During an interview with six of the seven women fire fighters at GRDM, who include Bonita Conrad, Kuthala Maki, Odri-Anne Booysen, Devonia Cupido, Elana Basson and Michelle Smalberger, a few assumptions were presented to them.
Assumption 1: Women have to first showcase their knowledge and experience in fire fighting before being accepted by their male counterparts. All women fire fighters felt that this was true.
Assumption 2: There is a sense of pressure on women to do the same or even better than their male counterparts. Interviewees felt the assumption was correct, but despite this, acknowledged that they do not feel that they are treated unequally to their counterparts at GRDM.
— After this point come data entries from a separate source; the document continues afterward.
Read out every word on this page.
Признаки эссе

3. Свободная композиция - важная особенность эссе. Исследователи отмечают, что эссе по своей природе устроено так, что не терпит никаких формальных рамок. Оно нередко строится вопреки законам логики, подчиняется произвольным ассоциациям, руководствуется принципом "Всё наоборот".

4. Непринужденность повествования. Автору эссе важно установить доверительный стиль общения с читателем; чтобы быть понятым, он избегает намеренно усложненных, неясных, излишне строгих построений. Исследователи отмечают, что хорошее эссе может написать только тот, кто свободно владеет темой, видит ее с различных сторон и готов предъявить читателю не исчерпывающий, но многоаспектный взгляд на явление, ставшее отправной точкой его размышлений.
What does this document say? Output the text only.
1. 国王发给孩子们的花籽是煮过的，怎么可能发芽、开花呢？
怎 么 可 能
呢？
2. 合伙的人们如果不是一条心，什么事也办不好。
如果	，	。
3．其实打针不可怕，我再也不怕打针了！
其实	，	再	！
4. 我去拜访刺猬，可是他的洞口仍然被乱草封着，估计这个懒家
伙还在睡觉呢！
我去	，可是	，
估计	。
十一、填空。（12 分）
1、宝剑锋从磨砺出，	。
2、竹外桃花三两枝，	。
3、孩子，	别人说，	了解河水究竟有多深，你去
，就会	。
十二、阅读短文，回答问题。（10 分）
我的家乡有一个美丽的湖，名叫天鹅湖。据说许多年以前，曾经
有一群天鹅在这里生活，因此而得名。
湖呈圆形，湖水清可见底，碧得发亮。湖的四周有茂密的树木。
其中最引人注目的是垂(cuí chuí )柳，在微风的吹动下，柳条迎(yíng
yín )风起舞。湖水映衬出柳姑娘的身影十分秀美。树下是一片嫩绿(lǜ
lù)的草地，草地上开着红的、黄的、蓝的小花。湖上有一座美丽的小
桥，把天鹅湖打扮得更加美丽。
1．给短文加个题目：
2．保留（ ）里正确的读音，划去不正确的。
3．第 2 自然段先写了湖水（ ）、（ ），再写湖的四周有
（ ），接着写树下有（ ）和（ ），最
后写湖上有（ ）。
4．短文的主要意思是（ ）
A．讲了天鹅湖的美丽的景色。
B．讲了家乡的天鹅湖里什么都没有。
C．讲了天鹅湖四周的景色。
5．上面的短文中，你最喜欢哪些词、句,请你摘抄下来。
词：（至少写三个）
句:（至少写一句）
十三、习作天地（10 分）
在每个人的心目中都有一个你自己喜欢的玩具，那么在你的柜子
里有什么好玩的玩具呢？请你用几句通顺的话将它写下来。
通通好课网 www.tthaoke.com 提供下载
When asked what the most important parts of their fire fighting jobs are, they agreed that “protecting lives, infrastructure and the environment,” are at the top of their list of reasons.
Nearing the end of the interview, a question was asked with the intent of making them think about their worth and potential. “Would you consider fighting in an all-women team?” One fire fighter responded by saying, “we need men by our side to fight fires”. Moments later, one fire fighter challenged this response and said, “We will be able to fight a fire on our own. Why are we doubting our own capabilities?” With this moment of truth, interviewees had a moment to think deeply about these misperceptions.
Now the question is why did these powerful women for a moment think that they wouldn’t be able to face a fire as an all-women team? Is it a cultural phenomenon? Something we see on television, hear on the radio or read about in newspapers? What really shapes this perception? This is one of the many questions we have to ask ourselves to break the glass ceiling.
One of the senior fire fighters, Bonita Conrad, twice over the past few years came out at the top of her age group at the South African Toughest Firefighter Alive Competition.
GRDM has also been dedicated to gender-transformation in fire fighting for more than a decade. The District Municipality, in 2006, was the first to appoint a woman fire chief in the Western Cape –Annelise Lamprecht-Virtue. She is truly a trailblazer in the field of fire fighting. During the October 2018 Garden Route fires she was tasked by the Western Cape Government to assist the district and local municipalities in providing strategic leadership. Her tenure at Western Cape Government as the Assistant Director: Fire and Rescue Services, started in January 2012. Annelise confirmed during a telephonic interview that she will take up a position as fire chief at Witzenberg Municipality on 1 September 2019.
Garden Route District Municipality wishes Lamprecht-Virtue all of the best with her future endeavours.